Friday, November 28, 2008

stab at a definition

First question first. What are installations? "Installations," answers the Thames and Hudson Dictionary of Art and Artists with misplaced self-confidence, "only exist as long as they are installed." Thanks for that. This presumably means that if the ice cream van man took the handbrake off his installation Van No1, it wouldn't be an installation any more.

The dictionary continues more promisingly: installations are "multi-media, multi-dimensional and multi-form works which are created temporarily for a particular space or site either outdoors or indoors, in a museum or gallery."

As a first stab at a definition, this isn't bad. It rules out paintings, sculptures, frescoes and other intuitively non-installational artworks. It also says that anything can be an installation so long as it has art status conferred on it (your flashing bulb is not art because it hasn't got the nod from the gallery, so don't bother writing a "funny" letter to the paper suggesting it is). The important question is not "what is art?" but "when is art?"

The only problem is that this definition also leaves out some very good installations. Consider Richard Wilson's 20:50. It consists of a lake of sump oil that uncannily reflects the ceiling of the gallery. Spectators penetrate this lake by walking along an enclosed jetty whose waist-high walls hold the oil at bay. This 1987 work was originally set up in Matt's Gallery in east London, through whose windows one could see a bleak post-industrial landscape while standing on the jetty. The installation, awash in old engine oil, could thus be taken as a comment on Thatcherite destruction of manufacturing industries. Then something very interesting happened. Thatcher's ad man Charles Saatchi put 20:50 in his windowless gallery in west London, depriving it of its context. But the Thames and Hudson definition does not allow that this 20:50 is an installation because it wasn't created for that space. This is silly: it would be better to say there were two installations - the one at Matt's and the other at the Saatchi Gallery.

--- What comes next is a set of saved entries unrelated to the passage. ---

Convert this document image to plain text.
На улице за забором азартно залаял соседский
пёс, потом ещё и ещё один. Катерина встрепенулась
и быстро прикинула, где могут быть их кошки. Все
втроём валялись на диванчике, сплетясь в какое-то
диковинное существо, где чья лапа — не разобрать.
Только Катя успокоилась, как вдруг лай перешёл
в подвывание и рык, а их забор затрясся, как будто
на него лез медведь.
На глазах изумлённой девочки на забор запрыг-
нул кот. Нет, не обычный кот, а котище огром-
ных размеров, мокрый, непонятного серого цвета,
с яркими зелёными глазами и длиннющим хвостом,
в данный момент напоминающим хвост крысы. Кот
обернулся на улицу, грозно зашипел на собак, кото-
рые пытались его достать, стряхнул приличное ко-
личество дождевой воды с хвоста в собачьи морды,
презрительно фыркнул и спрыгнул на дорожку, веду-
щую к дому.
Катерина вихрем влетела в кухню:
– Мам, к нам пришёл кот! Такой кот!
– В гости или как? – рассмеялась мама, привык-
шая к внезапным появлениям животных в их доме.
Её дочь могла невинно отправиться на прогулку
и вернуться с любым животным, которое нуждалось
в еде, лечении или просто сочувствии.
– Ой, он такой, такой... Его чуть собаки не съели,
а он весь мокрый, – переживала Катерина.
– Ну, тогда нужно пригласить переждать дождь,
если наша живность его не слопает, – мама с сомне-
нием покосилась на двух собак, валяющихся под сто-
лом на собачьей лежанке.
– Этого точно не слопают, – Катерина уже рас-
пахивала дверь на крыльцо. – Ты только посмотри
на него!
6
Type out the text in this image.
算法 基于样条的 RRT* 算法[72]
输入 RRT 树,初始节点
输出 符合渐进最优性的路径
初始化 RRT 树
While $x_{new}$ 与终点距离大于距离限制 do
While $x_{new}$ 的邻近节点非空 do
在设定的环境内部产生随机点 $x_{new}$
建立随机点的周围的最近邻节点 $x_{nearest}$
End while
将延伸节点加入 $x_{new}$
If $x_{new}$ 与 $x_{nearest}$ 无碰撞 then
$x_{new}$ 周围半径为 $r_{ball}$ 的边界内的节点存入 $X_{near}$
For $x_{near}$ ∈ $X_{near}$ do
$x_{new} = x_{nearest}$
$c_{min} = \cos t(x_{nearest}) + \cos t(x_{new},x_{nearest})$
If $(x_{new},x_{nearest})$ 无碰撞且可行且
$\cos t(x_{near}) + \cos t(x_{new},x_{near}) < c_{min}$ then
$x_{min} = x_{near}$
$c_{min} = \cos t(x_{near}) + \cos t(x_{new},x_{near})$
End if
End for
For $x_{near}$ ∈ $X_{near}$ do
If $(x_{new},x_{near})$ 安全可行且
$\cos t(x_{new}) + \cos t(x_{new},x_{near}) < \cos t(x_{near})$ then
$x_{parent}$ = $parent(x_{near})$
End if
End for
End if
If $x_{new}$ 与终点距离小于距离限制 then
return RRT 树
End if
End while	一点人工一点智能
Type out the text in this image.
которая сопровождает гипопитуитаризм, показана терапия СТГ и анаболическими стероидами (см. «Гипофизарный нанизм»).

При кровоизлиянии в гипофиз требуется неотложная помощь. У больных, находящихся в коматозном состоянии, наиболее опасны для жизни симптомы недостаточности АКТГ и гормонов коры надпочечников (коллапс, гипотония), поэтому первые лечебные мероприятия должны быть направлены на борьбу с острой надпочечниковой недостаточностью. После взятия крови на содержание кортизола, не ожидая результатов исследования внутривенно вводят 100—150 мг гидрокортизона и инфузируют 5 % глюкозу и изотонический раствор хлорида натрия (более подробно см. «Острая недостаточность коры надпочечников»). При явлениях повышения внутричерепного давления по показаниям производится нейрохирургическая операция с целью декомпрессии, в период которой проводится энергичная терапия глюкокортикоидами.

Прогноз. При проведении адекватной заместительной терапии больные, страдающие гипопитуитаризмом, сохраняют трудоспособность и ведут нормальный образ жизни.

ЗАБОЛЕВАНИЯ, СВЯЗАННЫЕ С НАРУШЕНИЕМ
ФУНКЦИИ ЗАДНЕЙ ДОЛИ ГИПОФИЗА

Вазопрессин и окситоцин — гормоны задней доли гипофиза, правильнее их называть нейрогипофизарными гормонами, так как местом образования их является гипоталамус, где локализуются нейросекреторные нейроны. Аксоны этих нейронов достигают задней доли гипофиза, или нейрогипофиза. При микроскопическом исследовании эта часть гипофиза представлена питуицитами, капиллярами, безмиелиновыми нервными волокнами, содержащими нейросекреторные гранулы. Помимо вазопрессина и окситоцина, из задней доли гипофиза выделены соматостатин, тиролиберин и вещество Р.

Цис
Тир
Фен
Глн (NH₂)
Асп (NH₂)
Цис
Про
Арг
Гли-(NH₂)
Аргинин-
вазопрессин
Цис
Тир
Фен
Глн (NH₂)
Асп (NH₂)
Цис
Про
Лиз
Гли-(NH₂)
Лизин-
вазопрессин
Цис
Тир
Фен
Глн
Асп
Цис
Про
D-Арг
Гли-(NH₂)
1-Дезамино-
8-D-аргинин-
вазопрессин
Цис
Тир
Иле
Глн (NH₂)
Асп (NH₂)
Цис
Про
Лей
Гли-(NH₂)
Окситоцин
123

Or think about Damien Hirst's In and Out of Love. In this 1991 installation, butterfly cocoons were attached to large white canvases. Heat from radiators below the cocoons encouraged them to hatch and flourish briefly. In a separate room, butterflies were embalmed on brightly coloured canvases, their wings weighed down by paint. The spectator needed to move around to appreciate the full impact of the work. Unlike looking at paintings or sculptures, you often need to move through or around installations.